The standards of the building code for outside decking railings and stairways are particularly strict since correctly constructed decks can prevent major injuries. The Consumer Product Safety Commission projected that the breakdown or collapse of decks and balconies caused 2,900 injuries between 2016 and 2019. Deck building code regulations are always evolving, therefore it is essential to stay up-to-date on the latest requirements.
For instance, your older deck may have toe-nailed connections, which are wood connectors created with nails hammered at an angle through the joints. If so, be advised that according to the current International Building Code, toenailing is no longer a valid connection (IBC). Earlier decks built with older methods may be grandfathered in, but new requirements must be satisfied. When constructing a new deck or remodeling or repairing an older one.
Deck Code Terminology
As a model code, the International Building Code (IBC) is created by the International Code Council for governments and cities. The other local organizations to adopt and modify for their own usage. Consequently, your municipality can modify the IBC to meet the demands of its inhabitants. Before building, be sure to contact your local permit office and examine the applicable code.
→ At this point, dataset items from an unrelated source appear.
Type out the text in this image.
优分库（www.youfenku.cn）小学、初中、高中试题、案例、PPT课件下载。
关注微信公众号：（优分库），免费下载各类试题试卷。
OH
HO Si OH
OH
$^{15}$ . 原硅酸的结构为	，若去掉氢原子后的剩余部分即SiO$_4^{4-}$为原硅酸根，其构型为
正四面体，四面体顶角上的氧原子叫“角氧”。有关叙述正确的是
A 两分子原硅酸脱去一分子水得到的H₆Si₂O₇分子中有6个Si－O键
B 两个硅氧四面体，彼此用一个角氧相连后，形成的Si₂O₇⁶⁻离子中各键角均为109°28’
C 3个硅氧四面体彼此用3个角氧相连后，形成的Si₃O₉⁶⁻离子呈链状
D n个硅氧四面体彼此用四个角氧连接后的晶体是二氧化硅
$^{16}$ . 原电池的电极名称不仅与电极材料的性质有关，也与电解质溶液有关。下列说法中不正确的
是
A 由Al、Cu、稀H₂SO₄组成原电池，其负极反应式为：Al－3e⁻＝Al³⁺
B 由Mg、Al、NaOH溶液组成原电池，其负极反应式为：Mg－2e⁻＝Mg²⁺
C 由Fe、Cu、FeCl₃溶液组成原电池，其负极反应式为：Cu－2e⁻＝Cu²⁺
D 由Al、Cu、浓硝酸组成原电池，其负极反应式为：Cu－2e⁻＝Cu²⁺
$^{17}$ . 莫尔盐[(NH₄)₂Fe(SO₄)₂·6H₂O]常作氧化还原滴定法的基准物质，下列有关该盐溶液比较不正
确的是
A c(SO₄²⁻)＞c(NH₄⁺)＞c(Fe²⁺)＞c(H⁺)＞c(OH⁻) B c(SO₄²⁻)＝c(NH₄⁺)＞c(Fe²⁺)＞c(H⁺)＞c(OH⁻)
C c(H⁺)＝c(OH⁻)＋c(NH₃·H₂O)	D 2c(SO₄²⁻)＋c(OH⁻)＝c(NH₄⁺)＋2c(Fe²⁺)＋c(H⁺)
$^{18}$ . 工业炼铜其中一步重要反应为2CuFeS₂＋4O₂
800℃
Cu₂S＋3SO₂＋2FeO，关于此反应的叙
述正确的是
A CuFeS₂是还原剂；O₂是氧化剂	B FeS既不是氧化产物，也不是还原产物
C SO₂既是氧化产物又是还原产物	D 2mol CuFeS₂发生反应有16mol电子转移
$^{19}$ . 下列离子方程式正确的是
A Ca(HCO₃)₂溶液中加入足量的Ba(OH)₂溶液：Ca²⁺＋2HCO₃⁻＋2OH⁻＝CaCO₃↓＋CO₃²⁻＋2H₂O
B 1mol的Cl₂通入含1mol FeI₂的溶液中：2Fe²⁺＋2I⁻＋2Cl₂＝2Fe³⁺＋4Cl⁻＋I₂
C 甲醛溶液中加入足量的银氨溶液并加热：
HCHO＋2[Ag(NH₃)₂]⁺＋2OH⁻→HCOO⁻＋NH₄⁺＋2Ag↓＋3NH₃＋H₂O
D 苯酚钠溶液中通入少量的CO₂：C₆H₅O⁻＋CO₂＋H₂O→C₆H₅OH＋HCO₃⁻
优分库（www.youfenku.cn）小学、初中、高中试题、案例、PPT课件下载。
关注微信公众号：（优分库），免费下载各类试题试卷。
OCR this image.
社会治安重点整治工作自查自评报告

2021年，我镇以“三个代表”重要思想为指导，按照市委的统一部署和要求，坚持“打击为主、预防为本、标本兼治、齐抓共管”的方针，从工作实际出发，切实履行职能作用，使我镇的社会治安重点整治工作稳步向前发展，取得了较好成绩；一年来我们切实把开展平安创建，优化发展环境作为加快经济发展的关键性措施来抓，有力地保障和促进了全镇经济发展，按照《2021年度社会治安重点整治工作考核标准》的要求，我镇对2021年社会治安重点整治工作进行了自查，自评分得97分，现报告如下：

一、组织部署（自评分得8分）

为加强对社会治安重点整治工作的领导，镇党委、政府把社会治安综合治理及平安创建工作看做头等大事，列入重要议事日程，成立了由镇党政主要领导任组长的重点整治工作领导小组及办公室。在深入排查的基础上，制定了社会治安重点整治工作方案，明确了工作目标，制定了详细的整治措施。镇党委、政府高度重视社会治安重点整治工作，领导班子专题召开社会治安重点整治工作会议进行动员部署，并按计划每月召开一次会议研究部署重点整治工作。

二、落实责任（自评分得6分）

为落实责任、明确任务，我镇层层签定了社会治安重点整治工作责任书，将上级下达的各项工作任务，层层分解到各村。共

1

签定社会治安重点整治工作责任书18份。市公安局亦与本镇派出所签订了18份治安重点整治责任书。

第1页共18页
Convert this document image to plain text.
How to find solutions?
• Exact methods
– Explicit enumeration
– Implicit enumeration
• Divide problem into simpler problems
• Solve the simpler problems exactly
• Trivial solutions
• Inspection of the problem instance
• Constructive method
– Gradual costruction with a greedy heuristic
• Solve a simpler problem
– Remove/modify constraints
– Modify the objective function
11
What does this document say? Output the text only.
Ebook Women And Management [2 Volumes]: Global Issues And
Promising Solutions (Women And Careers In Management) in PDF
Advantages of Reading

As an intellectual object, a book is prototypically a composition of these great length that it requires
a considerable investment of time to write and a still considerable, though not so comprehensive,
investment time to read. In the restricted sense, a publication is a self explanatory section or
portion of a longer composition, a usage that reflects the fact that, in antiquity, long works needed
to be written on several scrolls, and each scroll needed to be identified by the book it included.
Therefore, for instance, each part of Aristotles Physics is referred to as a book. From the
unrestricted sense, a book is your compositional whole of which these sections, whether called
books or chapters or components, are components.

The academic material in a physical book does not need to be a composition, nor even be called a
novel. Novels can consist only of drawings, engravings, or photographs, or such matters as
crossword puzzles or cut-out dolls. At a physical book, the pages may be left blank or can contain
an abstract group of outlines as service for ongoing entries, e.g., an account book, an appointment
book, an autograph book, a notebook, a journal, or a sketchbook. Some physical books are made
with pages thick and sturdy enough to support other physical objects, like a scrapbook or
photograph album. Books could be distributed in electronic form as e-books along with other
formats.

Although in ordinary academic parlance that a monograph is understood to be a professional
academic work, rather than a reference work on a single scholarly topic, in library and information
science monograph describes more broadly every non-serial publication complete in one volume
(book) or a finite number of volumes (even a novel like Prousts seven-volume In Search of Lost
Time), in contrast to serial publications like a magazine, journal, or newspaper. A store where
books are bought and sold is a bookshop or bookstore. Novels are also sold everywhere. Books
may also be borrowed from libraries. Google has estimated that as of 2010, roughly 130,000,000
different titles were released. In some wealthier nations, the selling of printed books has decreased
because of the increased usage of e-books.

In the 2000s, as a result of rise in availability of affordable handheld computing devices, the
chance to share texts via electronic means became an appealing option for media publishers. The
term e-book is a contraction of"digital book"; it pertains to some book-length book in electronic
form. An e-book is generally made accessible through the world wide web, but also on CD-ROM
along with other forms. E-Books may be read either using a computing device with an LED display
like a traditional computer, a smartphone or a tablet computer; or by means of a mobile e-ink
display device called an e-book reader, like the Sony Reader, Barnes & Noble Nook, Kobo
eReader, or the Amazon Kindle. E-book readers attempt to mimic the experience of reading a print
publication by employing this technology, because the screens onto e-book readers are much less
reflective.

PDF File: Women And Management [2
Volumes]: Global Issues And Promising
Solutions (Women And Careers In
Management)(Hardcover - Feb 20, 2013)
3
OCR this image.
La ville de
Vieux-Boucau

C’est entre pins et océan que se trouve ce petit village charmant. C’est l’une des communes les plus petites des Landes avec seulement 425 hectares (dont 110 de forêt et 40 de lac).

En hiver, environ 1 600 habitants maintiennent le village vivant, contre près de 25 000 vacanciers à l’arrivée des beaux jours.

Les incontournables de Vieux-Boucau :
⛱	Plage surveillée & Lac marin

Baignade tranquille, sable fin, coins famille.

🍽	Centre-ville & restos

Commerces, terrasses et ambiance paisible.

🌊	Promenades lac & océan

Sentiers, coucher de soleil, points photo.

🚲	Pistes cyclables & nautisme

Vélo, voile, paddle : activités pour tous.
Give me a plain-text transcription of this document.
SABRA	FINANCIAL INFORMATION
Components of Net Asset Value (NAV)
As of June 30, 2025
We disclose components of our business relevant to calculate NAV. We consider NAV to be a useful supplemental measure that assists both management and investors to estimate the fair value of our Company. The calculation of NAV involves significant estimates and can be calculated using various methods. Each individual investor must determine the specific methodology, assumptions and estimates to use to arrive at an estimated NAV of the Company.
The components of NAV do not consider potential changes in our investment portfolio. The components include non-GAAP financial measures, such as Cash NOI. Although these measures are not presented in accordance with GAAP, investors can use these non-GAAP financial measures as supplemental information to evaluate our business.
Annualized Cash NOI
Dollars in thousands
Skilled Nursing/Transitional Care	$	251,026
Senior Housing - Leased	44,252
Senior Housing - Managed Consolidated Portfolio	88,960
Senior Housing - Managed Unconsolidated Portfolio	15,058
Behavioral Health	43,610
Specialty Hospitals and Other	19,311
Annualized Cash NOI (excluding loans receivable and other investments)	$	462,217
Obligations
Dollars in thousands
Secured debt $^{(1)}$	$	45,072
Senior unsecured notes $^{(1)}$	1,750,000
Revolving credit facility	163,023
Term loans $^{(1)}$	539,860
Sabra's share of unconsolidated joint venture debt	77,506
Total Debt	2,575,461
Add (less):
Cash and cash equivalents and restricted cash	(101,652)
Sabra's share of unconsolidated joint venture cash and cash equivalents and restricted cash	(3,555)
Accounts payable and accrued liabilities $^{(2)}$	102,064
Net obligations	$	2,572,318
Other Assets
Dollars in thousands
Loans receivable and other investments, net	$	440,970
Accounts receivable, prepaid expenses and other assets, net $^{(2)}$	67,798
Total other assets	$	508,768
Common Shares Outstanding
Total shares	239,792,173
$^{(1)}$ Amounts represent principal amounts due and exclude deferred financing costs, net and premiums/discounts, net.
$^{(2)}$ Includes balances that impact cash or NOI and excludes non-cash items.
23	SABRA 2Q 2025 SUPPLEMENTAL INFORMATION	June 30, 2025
Understanding the IBC code requirements is easier if you are familiar with the following terminology:
- Guardrails: A guardrail (sometimes referred to as a guard) runs horizontally along a landing or other flat place with a drop on the opposite side. As specified by the code, a guardrail is distinct from a railing, which is a comparable component used on stairways.
- Railing: As defined by the building code, a railing is a sort of protection for steps that run along the stairway’s incline.
- Balusters: Balusters are short vertical infill posts that run between the guardrail or railing to prevent anyone, especially children, from slipping from the deck via the opening beneath an inclined stairway railing or a horizontal guardrail.
- Grade: Grade is the ground level immediately adjacent to the deck.
- Low-rise decks: Low-rise decks, also known as ground-level or floating decks, do not exceed 30 inches in height above the ground and are therefore free from certain guardrail and baluster standards. Additionally, most low-rise decks do not require a building permit.
- Rise: Rise is the vertical distance between each stair tread.
- Tread: The tread is the flat portion of a staircase where one places their foot.
Deck Guardrail Height
Deck guardrails should extend at least 36 inches above the level of the residential deck. This is the minimum height necessary for residential structures; taller guards are permissible. The minimum height for commercial deck guardrails, such as those found in restaurants, bars, and multifamily dwellings such as apartments and condominiums, is 42 inches.
When Is a Deck Guardrail Not Needed?
Some decks are exempt from guardrail requirements if they are no more than 30 inches above grade. If you observe a deck without guardrails (also known as a low-rise deck). Its height of fewer than 30 inches may be the cause.
Guardrails on Low-Rise Decks
Even on short, low-rise decks, numerous homeowners elect to install guardrails.
If you want to install a guardrail on a low deck, its height and baluster spacing are up to you. Nonetheless, these railings must be as sturdy as those on higher decks. It is expected that people will lean against guardrails, and the law demands that these guardrails be able to withstand collapse.
Adding handrails to a low-rise deck is frequently an excellent idea. Including guardrails on low-rise, decks are beneficial for disabled individuals.
Requirements for Deck Stairs
The IBC code for structural design specifies stringent criteria for deck stairways:
- Measuring vertically from the nose of the tread to the top of the rail, stair rails on decks should be between 34 and 38 inches in height.
- The depth of treads must be at least 10 inches from front to back.
- The treads of stairs must support at least 300 pounds over an area no larger than four inches square.
- The rise, or vertical distance between treads, must not exceed 7 1/4 inches.
Deck Balusters and Benches
Deck balusters must be spaced no more than four inches apart. A classic rule of thumb is that a ball with a 4-inch diameter should just barely fit between the balusters. This 4-inch spacing is the usual diameter of a baby’s head to avoid their heads from becoming trapped.
Where balusters meet a lower railing, the distance between the bottom of the railing. The deck surface shall not exceed four inches.
Deck benches: Homeowners who are concerned with preserving the view from their decks may question if benches are suitable alternatives to deck guardrails. Unfortunately, benches are not a suitable substitute. On deck builds tall enough to necessitate guardrails, they must still be built behind benches, rising at least 36 inches above the surface of the decking.
Minimum Strength for Guardrails and Balusters
Guardrail strength requirements: The International Building Code stipulates that guardrails must be able to withstand a 200-pound force without undue deflection at the midspan between posts.
Requirements for baluster strength: balusters and infill rails must withstand a minimum of 50 pounds of concentrated testing force.
Building inspectors typically measure the strength of guardrails and balusters by leaning or pushing against the components. In commercial applications, this can be performed by a third-party testing organization with equipment capable of applying up to 500 pounds of force.